Frequently Asked Questions
- What do people recommend at Catch & Cut?
- Catch & Cut operates as a dual seafood and steakhouse concept, which means the kitchen is structured to handle both directions seriously. Guests oriented toward seafood are working within a South Florida coastal market with strong year-round supply of Atlantic fish and Gulf shellfish, while the steakhouse side positions against the premium beef programs that have become standard at Las Olas dinner venues. Without menu-specific data to draw from, the more reliable orientation is to treat the name as a genuine signal: both categories are the proposition, not one with the other in support. For comparison with how leading American seafood-focused restaurants approach the craft at the highest level, Le Bernardin in New York City and Providence in Los Angeles offer useful reference points on what serious fish cookery looks like nationally.

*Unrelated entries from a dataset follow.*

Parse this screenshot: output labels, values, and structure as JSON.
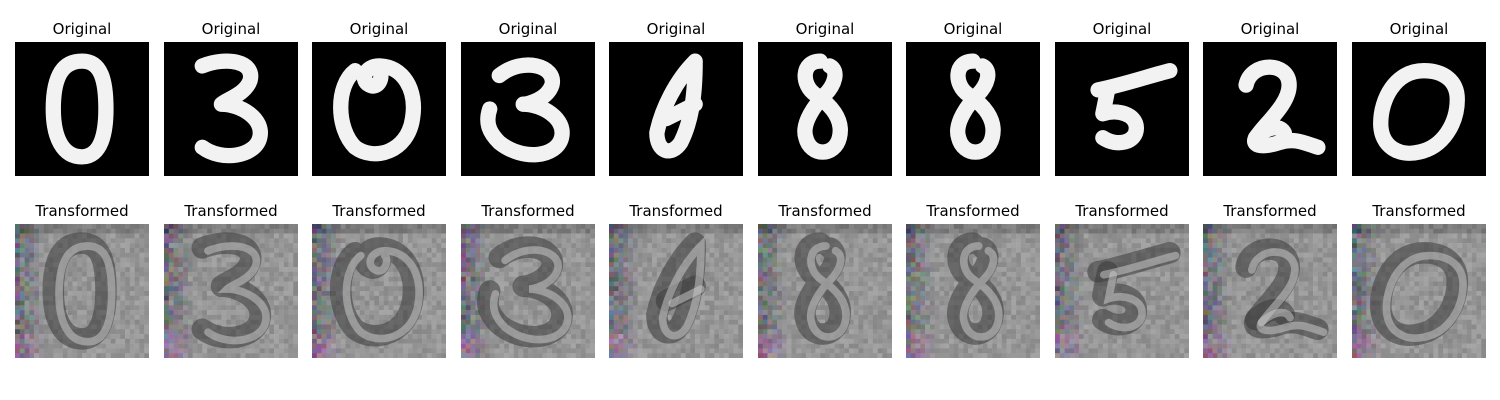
{
  "rows": [
    {
      "title": "Original",
      "tiles": [
        {
          "digit": "0"
        },
        {
          "digit": "3"
        },
        {
          "digit": "0"
        },
        {
          "digit": "3"
        },
        {
          "digit": "4"
        },
        {
          "digit": "8"
        },
        {
          "digit": "8"
        },
        {
          "digit": "5"
        },
        {
          "digit": "2"
        },
        {
          "digit": "0"
        }
      ]
    },
    {
      "title": "Transformed",
      "tiles": [
        {
          "digit": "0"
        },
        {
          "digit": "3"
        },
        {
          "digit": "0"
        },
        {
          "digit": "3"
        },
        {
          "digit": "4"
        },
        {
          "digit": "8"
        },
        {
          "digit": "8"
        },
        {
          "digit": "5"
        },
        {
          "digit": "2"
        },
        {
          "digit": "0"
        }
      ]
    }
  ]
}
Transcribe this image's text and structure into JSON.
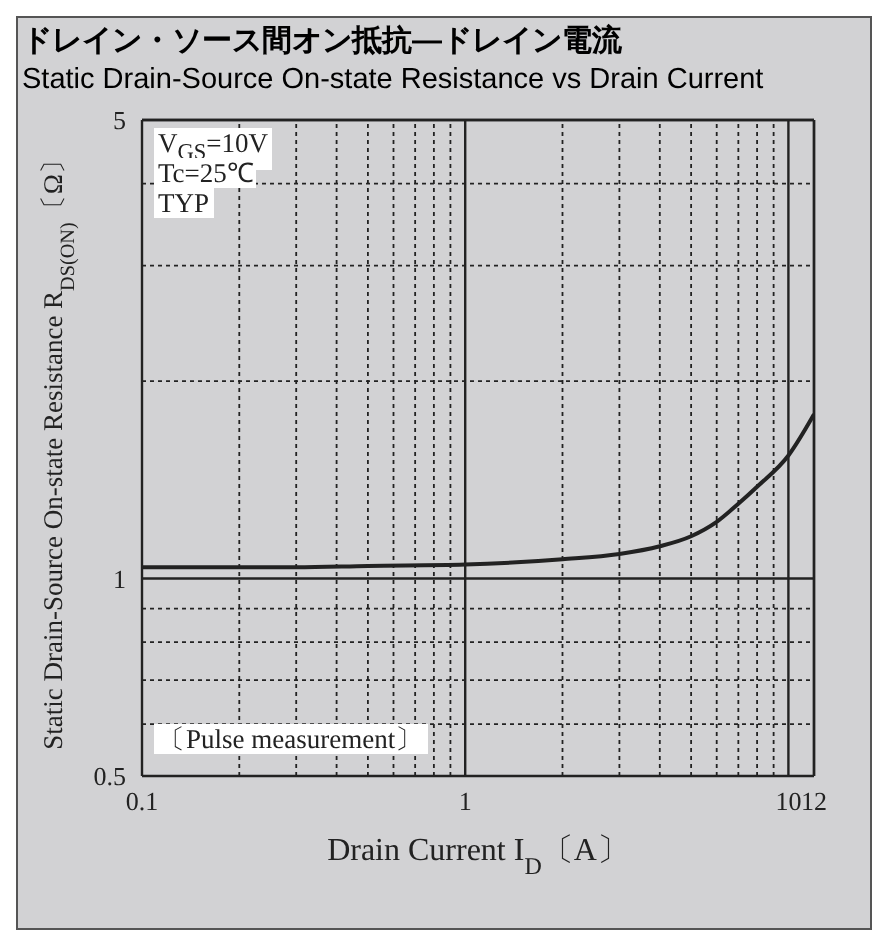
{
  "chart_data": {
    "type": "line",
    "title": "ドレイン・ソース間オン抵抗―ドレイン電流",
    "subtitle": "Static Drain-Source On-state Resistance vs Drain Current",
    "xlabel": "Drain Current  I$_{D}$〔A〕",
    "ylabel": "Static Drain-Source On-state Resistance  R$_{DS(ON)}$〔Ω〕",
    "annotations": [
      "V$_{GS}$=10V",
      "Tc=25℃",
      "TYP",
      "〔Pulse measurement〕"
    ],
    "log": "xy",
    "grid": true,
    "marker": "none",
    "line_style": "solid",
    "xlim": [
      0.1,
      12
    ],
    "ylim": [
      0.5,
      5
    ],
    "xticks": [
      0.1,
      {
        "value": 0.2,
        "label": null
      },
      {
        "value": 0.3,
        "label": null
      },
      {
        "value": 0.4,
        "label": null
      },
      {
        "value": 0.5,
        "label": null
      },
      {
        "value": 0.6,
        "label": null
      },
      {
        "value": 0.7,
        "label": null
      },
      {
        "value": 0.8,
        "label": null
      },
      {
        "value": 0.9,
        "label": null
      },
      1,
      {
        "value": 2,
        "label": null
      },
      {
        "value": 3,
        "label": null
      },
      {
        "value": 4,
        "label": null
      },
      {
        "value": 5,
        "label": null
      },
      {
        "value": 6,
        "label": null
      },
      {
        "value": 7,
        "label": null
      },
      {
        "value": 8,
        "label": null
      },
      {
        "value": 9,
        "label": null
      },
      10,
      12
    ],
    "yticks": [
      0.5,
      {
        "value": 0.6,
        "label": null
      },
      {
        "value": 0.7,
        "label": null
      },
      {
        "value": 0.8,
        "label": null
      },
      {
        "value": 0.9,
        "label": null
      },
      1,
      {
        "value": 2,
        "label": null
      },
      {
        "value": 3,
        "label": null
      },
      {
        "value": 4,
        "label": null
      },
      5
    ],
    "x": [
      0.1,
      0.3,
      0.5,
      1,
      2,
      3,
      4,
      5,
      6,
      7,
      8,
      10,
      12
    ],
    "series": [
      {
        "color": "#222222",
        "values": [
          1.04,
          1.04,
          1.045,
          1.05,
          1.07,
          1.09,
          1.12,
          1.16,
          1.22,
          1.3,
          1.38,
          1.54,
          1.78
        ]
      }
    ]
  }
}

- Is Catch & Cut reservation-only?
- Specific booking policy data for Catch & Cut is not available in our current records. That said, Las Olas Boulevard dining rooms in the premium tier routinely fill on weekend evenings, and a venue operating under a steakhouse and seafood format at this address is likely to manage demand through reservations during peak service. Fort Lauderdale draws consistent year-round visitor volume, and the mid-week versus weekend distinction on Las Olas matters more than in markets with sharper seasonal swings. Contacting the venue directly or checking current booking platforms before arrival is the practical approach. For context on how the Fort Lauderdale dining scene manages demand more broadly, see our full Fort Lauderdale restaurants guide.
- How does Catch & Cut compare to other Las Olas restaurants that combine seafood and meat menus?
- The Las Olas corridor hosts several restaurants that address both seafood and meat in their menus, but most do so with a clear primary identity and secondary offerings in support. Catch & Cut's naming convention suggests a deliberate structural parity between the two categories, which places it in a smaller subset of Fort Lauderdale venues that treat the combination as a co-equal concept rather than a compromise. On a boulevard where Baires Grill on Las Olas leads with an Argentine beef identity and 15th Street Fisheries anchors the dedicated seafood end of the Fort Lauderdale market, Catch & Cut occupies the middle position where both formats claim equal standing, a model that has gained traction in coastal American markets over the past decade.